MOW-HTO is an effective method to treat unicompartmental OA of the knee joint. Higher opening of the medial wedge increases the risk of mechanical complications in the form of a hinge fracture, but does not compromise the functional outcome of the surgery for a follow-up of 1 year. Patients should be counseled regarding these complications and benefits before undergoing the surgery based on the pre-operative calculations.

Authors’ contributions:

DS, UL, RR, BD: Contributed equally to this work.

Declarations

Ethical approval:

Institutional Review Board approval is not required as it is a retrospective study.

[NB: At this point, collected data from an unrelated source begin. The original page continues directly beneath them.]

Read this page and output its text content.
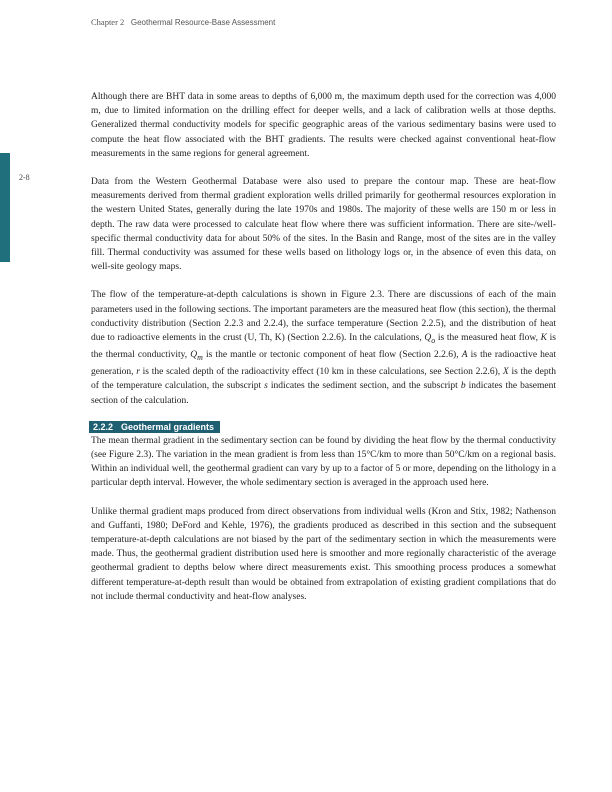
Chapter 2 Geothermal Resource-Base Assessment
2-8

Although there are BHT data in some areas to depths of 6,000 m, the maximum depth used for the correction was 4,000 m, due to limited information on the drilling effect for deeper wells, and a lack of calibration wells at those depths. Generalized thermal conductivity models for specific geographic areas of the various sedimentary basins were used to compute the heat flow associated with the BHT gradients. The results were checked against conventional heat-flow measurements in the same regions for general agreement.

Data from the Western Geothermal Database were also used to prepare the contour map. These are heat-flow measurements derived from thermal gradient exploration wells drilled primarily for geothermal resources exploration in the western United States, generally during the late 1970s and 1980s. The majority of these wells are 150 m or less in depth. The raw data were processed to calculate heat flow where there was sufficient information. There are site-/well-specific thermal conductivity data for about 50% of the sites. In the Basin and Range, most of the sites are in the valley fill. Thermal conductivity was assumed for these wells based on lithology logs or, in the absence of even this data, on well-site geology maps.

The flow of the temperature-at-depth calculations is shown in Figure 2.3. There are discussions of each of the main parameters used in the following sections. The important parameters are the measured heat flow (this section), the thermal conductivity distribution (Section 2.2.3 and 2.2.4), the surface temperature (Section 2.2.5), and the distribution of heat due to radioactive elements in the crust (U, Th, K) (Section 2.2.6). In the calculations, $Q_o$ is the measured heat flow, K is the thermal conductivity, $Q_m$ is the mantle or tectonic component of heat flow (Section 2.2.6), A is the radioactive heat generation, r is the scaled depth of the radioactivity effect (10 km in these calculations, see Section 2.2.6), X is the depth of the temperature calculation, the subscript s indicates the sediment section, and the subscript b indicates the basement section of the calculation.

2.2.2 Geothermal gradients

The mean thermal gradient in the sedimentary section can be found by dividing the heat flow by the thermal conductivity (see Figure 2.3). The variation in the mean gradient is from less than 15°C/km to more than 50°C/km on a regional basis. Within an individual well, the geothermal gradient can vary by up to a factor of 5 or more, depending on the lithology in a particular depth interval. However, the whole sedimentary section is averaged in the approach used here.

Unlike thermal gradient maps produced from direct observations from individual wells (Kron and Stix, 1982; Nathenson and Guffanti, 1980; DeFord and Kehle, 1976), the gradients produced as described in this section and the subsequent temperature-at-depth calculations are not biased by the part of the sedimentary section in which the measurements were made. Thus, the geothermal gradient distribution used here is smoother and more regionally characteristic of the average geothermal gradient to depths below where direct measurements exist. This smoothing process produces a somewhat different temperature-at-depth result than would be obtained from extrapolation of existing gradient compilations that do not include thermal conductivity and heat-flow analyses.
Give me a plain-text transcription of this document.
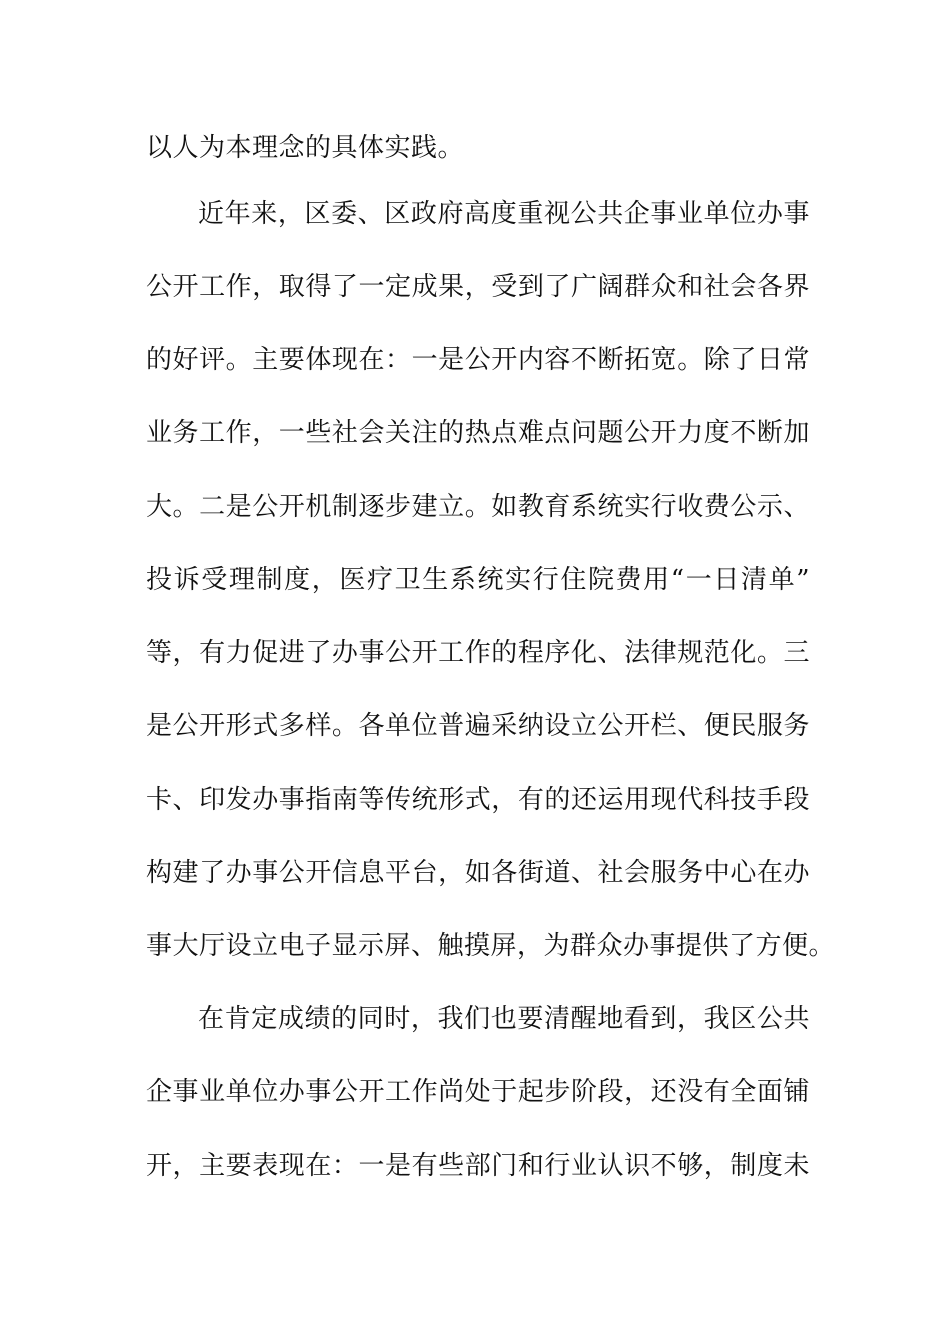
以人为本理念的具体实践。
近年来，区委、区政府高度重视公共企事业单位办事
公开工作，取得了一定成果，受到了广阔群众和社会各界
的好评。主要体现在：一是公开内容不断拓宽。除了日常
业务工作，一些社会关注的热点难点问题公开力度不断加
大。二是公开机制逐步建立。如教育系统实行收费公示、
投诉受理制度，医疗卫生系统实行住院费用“一日清单”
等，有力促进了办事公开工作的程序化、法律规范化。三
是公开形式多样。各单位普遍采纳设立公开栏、便民服务
卡、印发办事指南等传统形式，有的还运用现代科技手段
构建了办事公开信息平台，如各街道、社会服务中心在办
事大厅设立电子显示屏、触摸屏，为群众办事提供了方便。
在肯定成绩的同时，我们也要清醒地看到，我区公共
企事业单位办事公开工作尚处于起步阶段，还没有全面铺
开，主要表现在：一是有些部门和行业认识不够，制度未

Declaration of patient consent:

The authors certify that they have obtained all appropriate patient consent forms. In the form, the patient has given consent for their images and other clinical information to be reported in the journal. The patient understands that the patient’s names and initials will not be published and due efforts will be made to conceal their identity, but anonymity cannot be guaranteed.

Conflicts of interest:

There are no conflicts of interest.

Use of artificial intelligence (AI)-assisted technology for manuscript preparation:

The authors confirm that there was no use of artificial intelligence (AI)-assisted technology for assisting in the writing or editing of the manuscript, and no images were manipulated using AI.

Availability of data and materials:

All data generated or analyzed during this study are published in this published article.

Financial support and sponsorship: Nil.